Потом обнаружилось ужасное ревнование в моих; они влекут меня к какому-то Павлу и Аполлосу , которые никогда за нас не воплощались и не проливали крови в драгоценном страдании, между тем как именуемся их именем, а не именем Спасшего нас. С ними все приводится в движение; все потрясено, как будто Церковь благоденствует в других отношениях. Но как устоят корабль, или город, или воинство, или полнота лика, или дружелюбный дом, когда в них больше разрушающего, нежели скрепляющего? Это самое и было тогда с Христовым народом. Благородное порождение сие еще не окрепло, не приобрело смелости, не отрешилось от детских пелен, не оперлось еще нежной стопой на землю, как уже в глазах родителей было посечено, брошено наземь, истерзано волками, жаждавшими моего бесчадия.
Несносно им было, что человек самый бедный, сгорбленный, поникший в землю, одетый худо, обуздавший чрево слезами, страхом будущего и другими злостраданиями, странник, скиталец, не имеющий ничего привлекательного для взоров, сокрытый во тьме земной, берет преимущество перед людьми, отличающимися силой и красотой. От них слышны были такие почти слова: "Мы льстим, а ты нет; мы чтим высокие седалища, а ты чтишь богобоязненность; мы любим дорогие яства, а ты любишь дешевую пищу, в которой вся приправа соль, и презираешь соленую горечь высокомерия. Мы рабы времени и народных прихотей, отдаем ладью свою всякому подувшему ветру, у нас учение, наподобие хамелеонов или полипов, принимает непрестанно новый цвет, а ты неподвижная наковальня. Какая надменность! Как будто всегда одна вера, что так слишком стесняешь догмат истины, ступая все по одной скучной стезе слова. Для чего же тебе, превосходнейший, и народ привлекать говорливым своим языком? Для чего с успехом низлагать предающихся худым мудрованиям в заблуждениях всякого рода? Для чего неодинаковым быть для друзей и для сторонних, но для одних камнем магнитом, а для других пращей?"
Но если это не худо (как и действительно не худо), для чего негодуешь, как будто встретив какую необразованность? Если же худо (как это тебе одному кажется), суди правдиво, как Божий предстоятель. Порази меня, который впал в погрешность, но не трогай народ, который не сделал никакой неправды, кроме того, что любит меня и покорился моим наставлениям.

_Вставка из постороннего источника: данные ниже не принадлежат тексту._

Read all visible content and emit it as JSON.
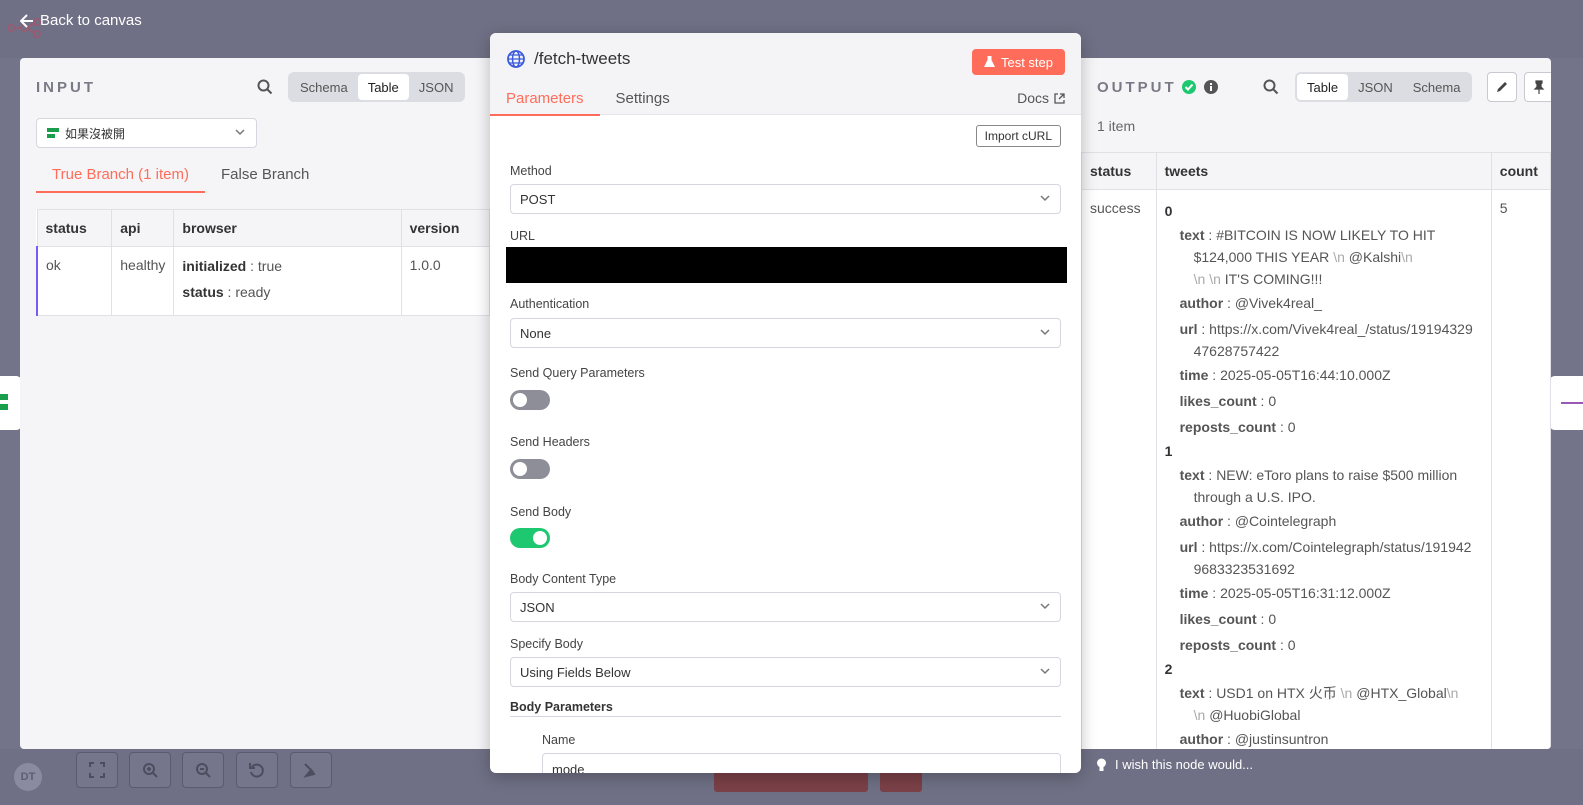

В состоянии еще был я сносить первые нападения. Хотя новость изумила меня ненадолго, подобно грому, внезапно поразившему слух, или быстроте молнии, облиставшей непривычные глаза, но на мне не было еще ран, и мог я все перенести. И надежда, что дела примут счастливый оборот и в другой раз не случится со мной того же, убеждала меня легко переносить несчастье. Но из этого самого вскоре произошли для меня новые беды. Как мне описать труды свои? Как мог привести в исполнение такое злое дело ты, изобретатель всякого зла, завистливый демон? Меня низложили не кровь, не жабы, не тучи скнипов, не песьи мухи, не истребление скотов, не струны, не град, не пруги, не тьма, не губительство первородных — это последнее из бедствий, какие, что всякому известно, были казнями для свирепых египтян, а наконец меня сокрушили и не волны Чермного моря, потопившие народ. Что же поколебало меня? Легкомыслие египтян. А как поколебало? Это стоит того, чтобы рассказать о сем, ибо может послужить вечным памятником позора для злых.

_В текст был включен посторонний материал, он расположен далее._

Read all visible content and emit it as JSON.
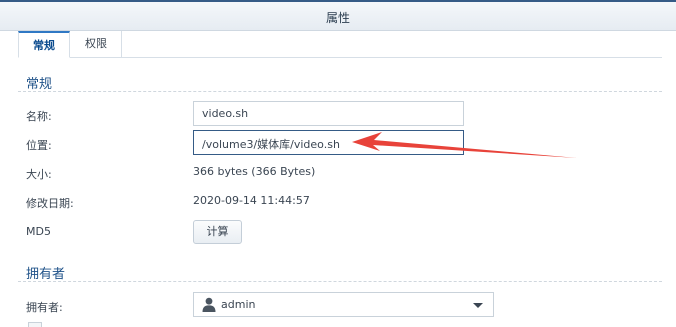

У нас в городе был человек женоподобный, какое-то египетское привидение, злое до бешенства, пес, и пес из мелких, уличный прислужник, Арей, безгласное зло, китовидное чудовище, красный, черноволосый, курчавый, косматый. Курчавым был он издавна, а космы изобретены вновь, потому что искусство — второй творец. Всего чаще это бывает делом жен, а иногда и мужчины золотят и завивают волосы, обстриженные по-философски. Употребите же в дело, мудрецы, и те притирания, которые на лицах у женщин. Ибо для чего одним любомудрым женам пользоваться этим неприличным и худым благообразием, которое служит безмолвной вывеской нравов? Что Максим не принадлежит уже к числу мужчин, это таилось до времени, а теперь показала его прическа. Для нас удивительно в нынешних мудрецах, что природа и наружность у них двойственны и жалким образом принадлежат они обоим полам: по волосам походят на женщин, a пo жезлу — на мужчин. Этим хвастался и Максим, как человек, значащий что-то в городе; у него плечи всегда осенялись золотыми кудрями; с волос, как из пращей, летали умствования, и всю ученость носил он на теле. Он, как слышно, прошел по многим лукавым путям; но об иных пусть разыскивают другие; у меня нет и времени входить в исследование всего; впрочем, это имеется во многих записях у градоправителей. Наконец, утверждается он в этом городе.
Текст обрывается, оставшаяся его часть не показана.